Amare lezioni dal voto in Romania, un colpo di grazia, dove è arrivato primo l’outsider Georgescu. E due parole su Hegel e Croce
Le elezioni rumene sono un colpo di grazia. Non c’è niente di più prezioso del senso di responsabilità, e niente di più letale. Soprattutto quando si tratti di democrazia. Fragile, maneggiare con cura – può andare in pezzi. E quando è andata? Gli espedienti lessicali per esorcizzarne la constatazione si sono moltiplicati, la democratura, la democrazia illiberale. Quella che una volta era sentita come una parzialità, se non una truffa, la democrazia “formale” opposta a quella “sostanziale”, è andata riducendo le sue pretese fino a un estremo, esile appiglio: le elezioni, il suffragio universale. Le altre condizioni si assottigliavano, il vigore di un’opinione pubblica e delle sue sedi, una libertà di pensiero e di espressione, un bilanciamento di poteri, restavano tuttavia le più o meno libere elezioni. Erano il discrimine: in Russia no, una farsa, in Ungheria sì. Chi andava al governo andava di fatto al potere, e lo usava per imbavagliare l’informazione, abusare della propaganda, subordinarsi la magistratura, asservire il legislativo all’esecutivo, ma sarebbe comunque ripassato dal voto, e dalla possibilità di ricambio che prometteva. Succedeva ancora, infatti. E’ successo in Polonia. Si può ancora figurarsi che succeda in Ungheria, e che uno di famiglia come Péter Magyar riesca a imporsi col programma di un orbanismo senza Orbán, no alla corruzione, no al clan e alla mafia, e sì al resto.

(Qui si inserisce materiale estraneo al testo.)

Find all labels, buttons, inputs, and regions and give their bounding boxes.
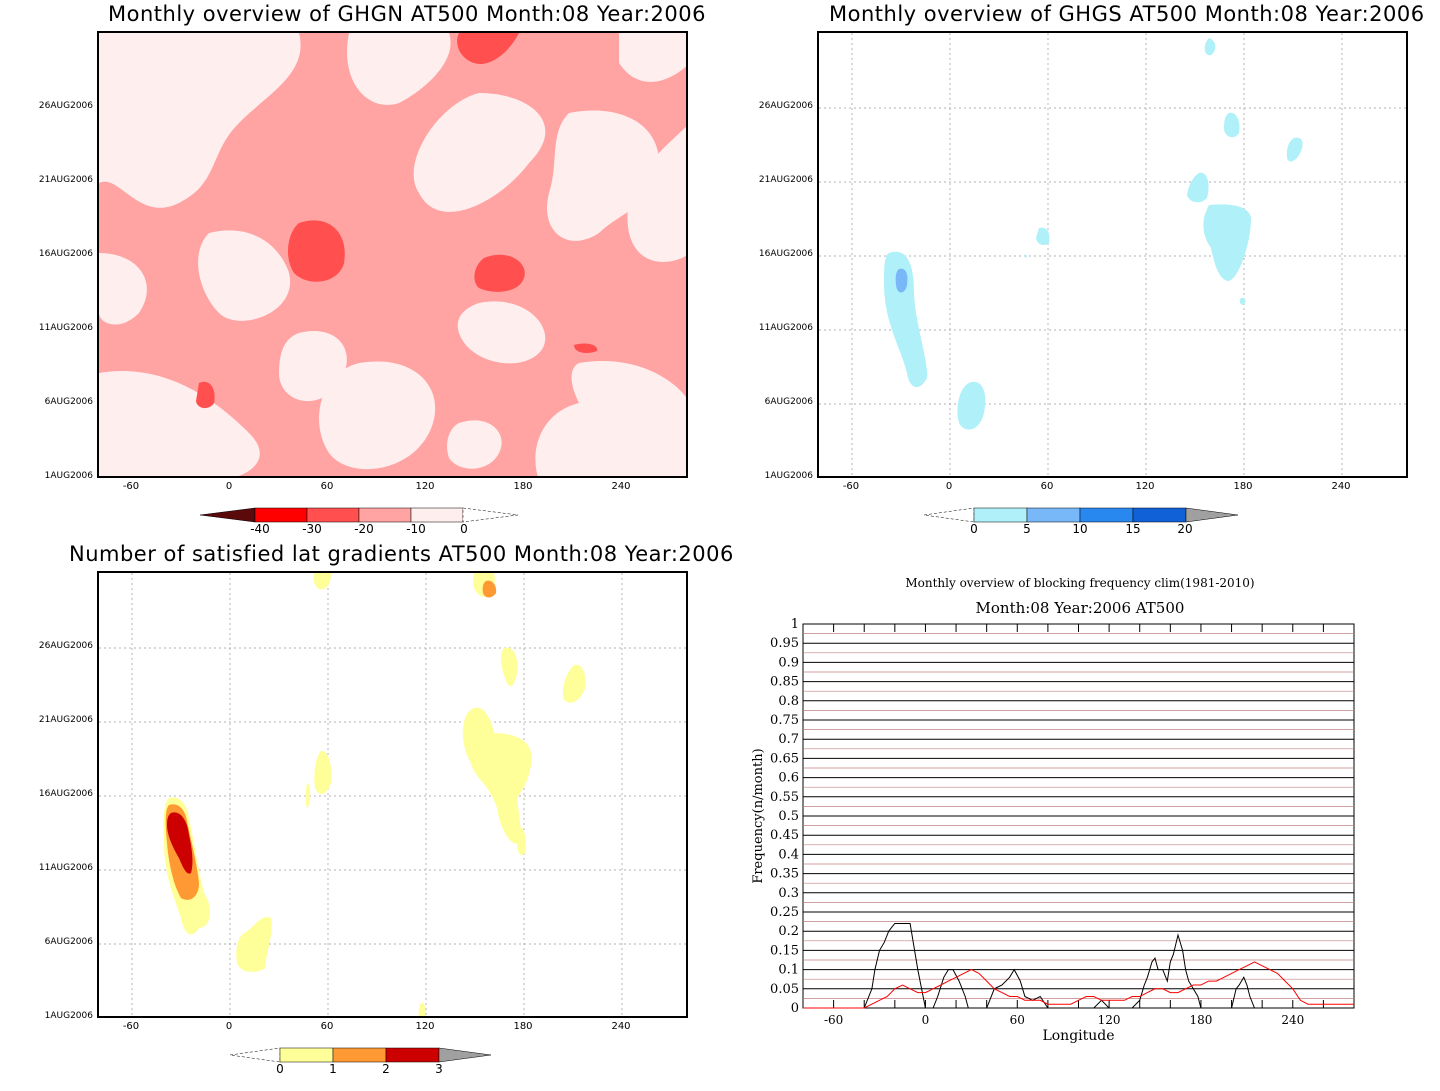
x-tick-label: 60 — [1010, 1013, 1025, 1027]
x-tick-label: -60 — [824, 1013, 843, 1027]
y-tick-label: 0.55 — [770, 790, 799, 805]
y-tick-label: 0.6 — [778, 771, 799, 786]
ghgs-colorbar-label: 0 — [970, 522, 978, 536]
ghgn-ytick: 16AUG2006 — [38, 249, 93, 259]
blocking-subtitle: Month:08 Year:2006 AT500 — [975, 599, 1185, 617]
latgrad-colorbar-label: 3 — [435, 1062, 443, 1076]
ghgs-ytick: 16AUG2006 — [758, 249, 813, 259]
y-axis-label: Frequency(n/month) — [751, 748, 766, 883]
latgrad-xtick: 180 — [513, 1021, 533, 1032]
ghgn-plot-area — [97, 31, 688, 478]
x-tick-label: 180 — [1189, 1013, 1212, 1027]
ghgs-xtick: 120 — [1135, 481, 1155, 492]
ghgs-ytick: 6AUG2006 — [764, 397, 813, 407]
y-tick-label: 0.95 — [770, 636, 799, 651]
series-line-0 — [803, 923, 1354, 1009]
y-tick-label: 0.9 — [778, 655, 799, 670]
y-tick-label: 0.45 — [770, 828, 799, 843]
latgrad-xtick: -60 — [122, 1021, 140, 1032]
ghgn-xtick: 120 — [415, 481, 435, 492]
x-axis-label: Longitude — [1042, 1028, 1114, 1044]
blocking-line-chart: 0 0.05 0.1 0.15 0.2 0.25 0.3 0.35 0.4 0.45 0.5 0.55… — [751, 617, 1355, 1044]
ghgs-contours — [819, 33, 1406, 476]
latgrad-colorbar — [230, 1047, 492, 1063]
x-tick-label: 0 — [922, 1013, 930, 1027]
ghgn-xtick: -60 — [122, 481, 140, 492]
ghgn-xtick: 180 — [513, 481, 533, 492]
ghgs-xtick: 240 — [1331, 481, 1351, 492]
y-tick-label: 0.5 — [778, 809, 799, 824]
ghgn-colorbar-label: -30 — [302, 522, 322, 536]
blocking-title: Monthly overview of blocking frequency c… — [905, 576, 1255, 590]
ghgs-colorbar-label: 15 — [1125, 522, 1141, 536]
ghgs-xtick: 180 — [1233, 481, 1253, 492]
ghgs-xtick: 0 — [945, 481, 953, 492]
ghgn-xtick: 0 — [225, 481, 233, 492]
y-tick-label: 0.7 — [778, 732, 799, 747]
y-tick-label: 0.65 — [770, 751, 799, 766]
series-line-1 — [803, 961, 1354, 1009]
y-tick-label: 0.4 — [778, 847, 799, 862]
latgrad-colorbar-label: 2 — [382, 1062, 390, 1076]
y-tick-label: 0.25 — [770, 905, 799, 920]
latgrad-title: Number of satisfied lat gradients AT500 … — [69, 542, 734, 566]
latgrad-contours — [99, 573, 686, 1016]
y-tick-label: 0.1 — [778, 963, 799, 978]
y-tick-label: 0.3 — [778, 886, 799, 901]
y-tick-label: 0.8 — [778, 694, 799, 709]
y-tick-label: 0.35 — [770, 867, 799, 882]
ghgs-colorbar-label: 5 — [1023, 522, 1031, 536]
y-tick-label: 0.85 — [770, 675, 799, 690]
ghgs-colorbar-label: 10 — [1072, 522, 1088, 536]
latgrad-ytick: 11AUG2006 — [38, 863, 93, 873]
y-tick-label: 0.05 — [770, 982, 799, 997]
latgrad-xtick: 240 — [611, 1021, 631, 1032]
ghgn-ytick: 6AUG2006 — [44, 397, 93, 407]
ghgs-ytick: 21AUG2006 — [758, 175, 813, 185]
ghgs-xtick: -60 — [842, 481, 860, 492]
ghgn-ytick: 21AUG2006 — [38, 175, 93, 185]
latgrad-ytick: 6AUG2006 — [44, 937, 93, 947]
latgrad-ytick: 16AUG2006 — [38, 789, 93, 799]
y-tick-label: 1 — [791, 617, 799, 632]
y-tick-label: 0.15 — [770, 943, 799, 958]
latgrad-xtick: 0 — [225, 1021, 233, 1032]
latgrad-ytick: 1AUG2006 — [44, 1011, 93, 1021]
latgrad-colorbar-label: 0 — [276, 1062, 284, 1076]
ghgn-colorbar-label: -20 — [354, 522, 374, 536]
latgrad-xtick: 120 — [415, 1021, 435, 1032]
ghgs-ytick: 26AUG2006 — [758, 101, 813, 111]
ghgs-colorbar-label: 20 — [1177, 522, 1193, 536]
y-tick-label: 0.75 — [770, 713, 799, 728]
ghgs-plot-area — [817, 31, 1408, 478]
ghgn-colorbar-label: -10 — [406, 522, 426, 536]
y-tick-label: 0.2 — [778, 924, 799, 939]
ghgn-colorbar — [200, 507, 519, 523]
ghgn-colorbar-label: -40 — [250, 522, 270, 536]
x-tick-label: 120 — [1098, 1013, 1121, 1027]
ghgn-xtick: 240 — [611, 481, 631, 492]
ghgs-xtick: 60 — [1040, 481, 1054, 492]
latgrad-plot-area — [97, 571, 688, 1018]
ghgn-xtick: 60 — [320, 481, 334, 492]
ghgs-colorbar — [924, 507, 1239, 523]
y-tick-label: 0 — [791, 1001, 799, 1016]
latgrad-colorbar-label: 1 — [329, 1062, 337, 1076]
ghgn-ytick: 26AUG2006 — [38, 101, 93, 111]
ghgs-title: Monthly overview of GHGS AT500 Month:08 … — [829, 2, 1425, 26]
ghgn-contours — [99, 33, 686, 476]
ghgs-ytick: 1AUG2006 — [764, 471, 813, 481]
latgrad-ytick: 26AUG2006 — [38, 641, 93, 651]
latgrad-ytick: 21AUG2006 — [38, 715, 93, 725]
latgrad-xtick: 60 — [320, 1021, 334, 1032]
x-tick-label: 240 — [1281, 1013, 1304, 1027]
ghgn-ytick: 1AUG2006 — [44, 471, 93, 481]
ghgs-ytick: 11AUG2006 — [758, 323, 813, 333]
ghgn-ytick: 11AUG2006 — [38, 323, 93, 333]
ghgn-colorbar-label: 0 — [460, 522, 468, 536]
ghgn-title: Monthly overview of GHGN AT500 Month:08 … — [108, 2, 706, 26]
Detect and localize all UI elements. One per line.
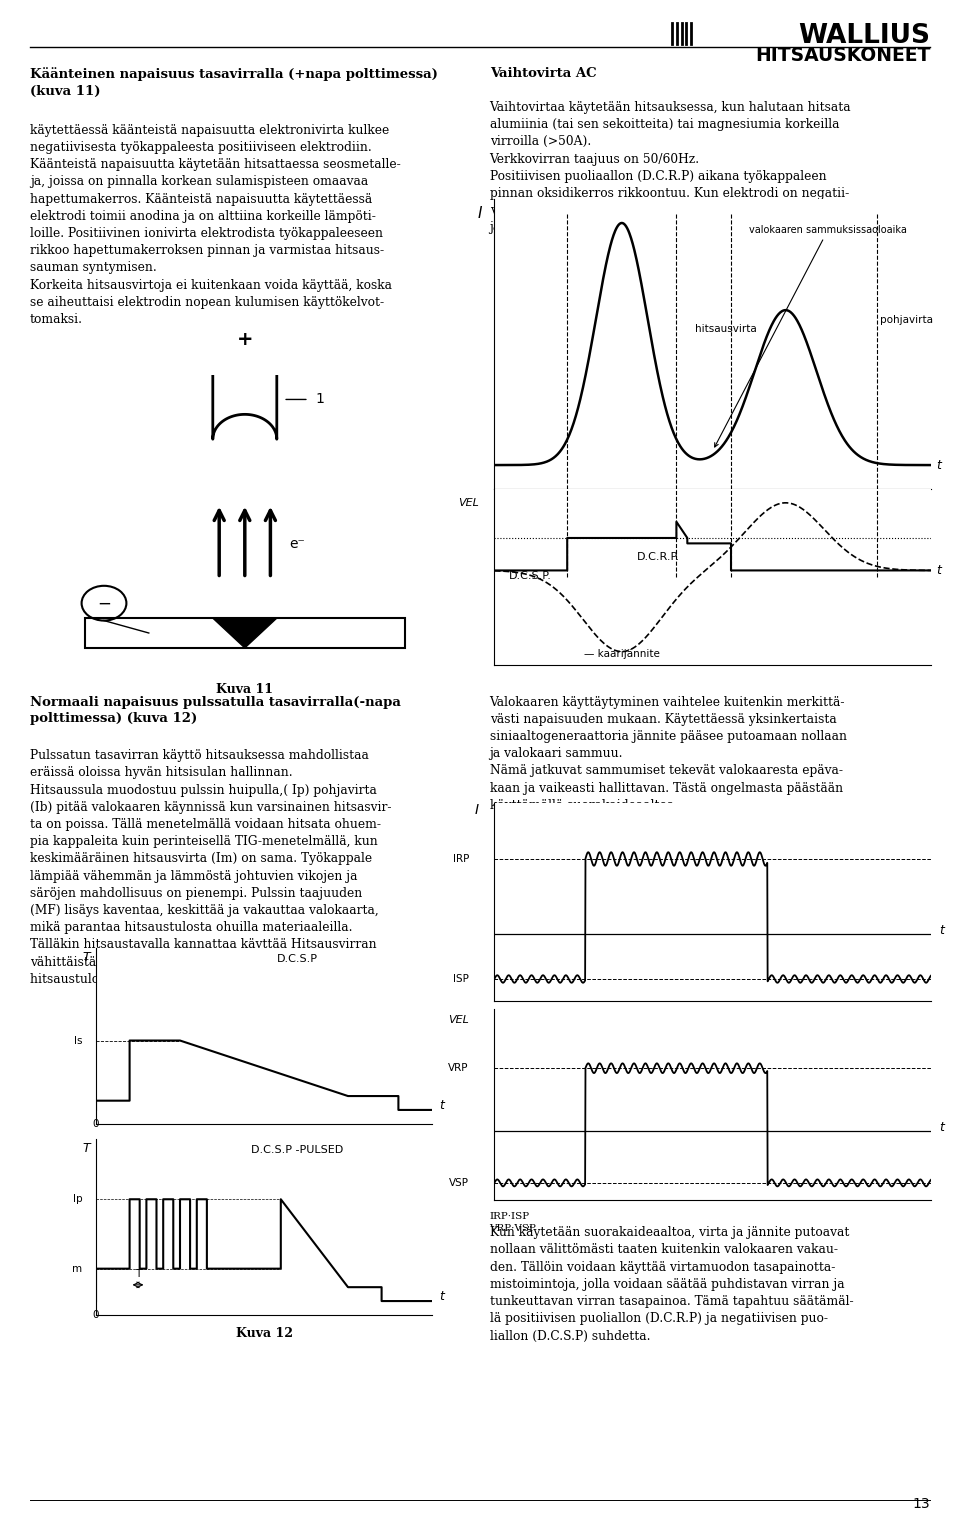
Text: Käänteinen napaisuus tasavirralla (+napa polttimessa)
(kuva 11): Käänteinen napaisuus tasavirralla (+napa… — [30, 67, 438, 98]
Text: Kun käytetään suorakaideaaltoa, virta ja jännite putoavat
nollaan välittömästi t: Kun käytetään suorakaideaaltoa, virta ja… — [490, 1226, 853, 1342]
Text: T: T — [83, 951, 89, 963]
Text: Vaihtovirtaa käytetään hitsauksessa, kun halutaan hitsata
alumiinia (tai sen sek: Vaihtovirtaa käytetään hitsauksessa, kun… — [490, 101, 852, 234]
Text: Is: Is — [74, 1035, 83, 1046]
Text: Kuva 11: Kuva 11 — [216, 683, 274, 697]
Text: 0: 0 — [93, 1310, 99, 1321]
Bar — [84, 618, 405, 648]
Text: e⁻: e⁻ — [290, 537, 305, 550]
Text: Normaali napaisuus pulssatulla tasavirralla(-napa
polttimessa) (kuva 12): Normaali napaisuus pulssatulla tasavirra… — [30, 696, 400, 725]
Text: t: t — [440, 1099, 444, 1112]
Text: IRP: IRP — [452, 855, 468, 864]
Text: D.C.S.P -PULSED: D.C.S.P -PULSED — [252, 1145, 344, 1154]
Text: Vaihtovirta AC: Vaihtovirta AC — [490, 67, 596, 81]
Polygon shape — [213, 618, 276, 648]
Text: valokaaren sammuksissaoloaika: valokaaren sammuksissaoloaika — [714, 225, 907, 446]
Text: Valokaaren käyttäytyminen vaihtelee kuitenkin merkittä-
västi napaisuuden mukaan: Valokaaren käyttäytyminen vaihtelee kuit… — [490, 696, 847, 812]
Text: Pulssatun tasavirran käyttö hitsauksessa mahdollistaa
eräissä oloissa hyvän hits: Pulssatun tasavirran käyttö hitsauksessa… — [30, 749, 392, 986]
Text: 0: 0 — [93, 1119, 99, 1130]
Text: WALLIUS: WALLIUS — [799, 23, 930, 49]
Text: ISP: ISP — [453, 974, 468, 985]
Text: t: t — [940, 1121, 945, 1135]
Text: HITSAUSKONEET: HITSAUSKONEET — [755, 46, 930, 64]
Text: hitsausvirta: hitsausvirta — [695, 324, 756, 335]
Text: käytettäessä käänteistä napaisuutta elektronivirta kulkee
negatiivisesta työkapp: käytettäessä käänteistä napaisuutta elek… — [30, 124, 400, 326]
Text: 13: 13 — [913, 1497, 930, 1511]
Text: +: + — [236, 330, 253, 349]
Text: VSP: VSP — [449, 1177, 468, 1188]
Text: t: t — [440, 1290, 444, 1303]
Text: VEL: VEL — [448, 1015, 468, 1024]
Text: t: t — [936, 564, 941, 576]
Text: T: T — [134, 1269, 141, 1278]
Text: Ip: Ip — [73, 1194, 83, 1205]
Text: I: I — [477, 206, 482, 220]
Text: — kaarijännite: — kaarijännite — [584, 648, 660, 659]
Text: VRP: VRP — [448, 1063, 468, 1073]
Text: pohjavirta: pohjavirta — [880, 315, 933, 324]
Text: IRP·ISP
VRP·VSP: IRP·ISP VRP·VSP — [490, 1212, 537, 1232]
Text: D.C.S.P.: D.C.S.P. — [510, 570, 552, 581]
Text: D.C.S.P: D.C.S.P — [277, 954, 318, 963]
Text: 1: 1 — [315, 393, 324, 407]
Text: I: I — [474, 803, 478, 816]
Text: D.C.R.P.: D.C.R.P. — [636, 552, 680, 561]
Text: VEL: VEL — [459, 498, 479, 508]
Text: t: t — [940, 924, 945, 937]
Text: t: t — [936, 459, 941, 471]
Text: −: − — [97, 595, 111, 612]
Text: T: T — [83, 1142, 89, 1154]
Text: Kuva 12: Kuva 12 — [235, 1327, 293, 1341]
Text: m: m — [72, 1263, 83, 1274]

Quello che il senso di responsabilità raccomanda di non dire – Fragile! Cautela! – è che le elezioni non sono più il passaggio obbligato e arrischiato, “democratico”, che i regimi illiberali devono superare, ma una loro condizione di favore. Che i regimi illiberali passano da lì. E’ appena successo, sulla scala massima, negli Stati Uniti. Quel Trump che aveva provato a invalidare le elezioni e a tentare il colpo di mano sul Campidoglio, e che si era ripresentato, carico di imputazioni e condanne, annunciando che non avrebbe riconosciuto un voto contrario e che bisognava aspettarsi un bagno di sangue – le ha vinte, semplicemente. Le ha vinte lui, e per lui Musk. In Romania è arrivato primo l’outsider Georgescu e per lui TikTok. Conclusione: il confine ultimo fra autarchia e democrazia non saranno più, non sono già più, le “libere” elezioni. Ed è ora di guardare in questa luce all’esuberanza dell’astensionismo.
Non è una novità, si dirà. Si ricorderà, ormai un luogo comunissimo, che i fascismi andarono al potere “legalmente”, e per via elettorale. Ma i fascismi avevano accumulato prima una forza armata, e l’avevano largamente impiegata. Le destre “occidentali” no, se non in misura ancora ridotta.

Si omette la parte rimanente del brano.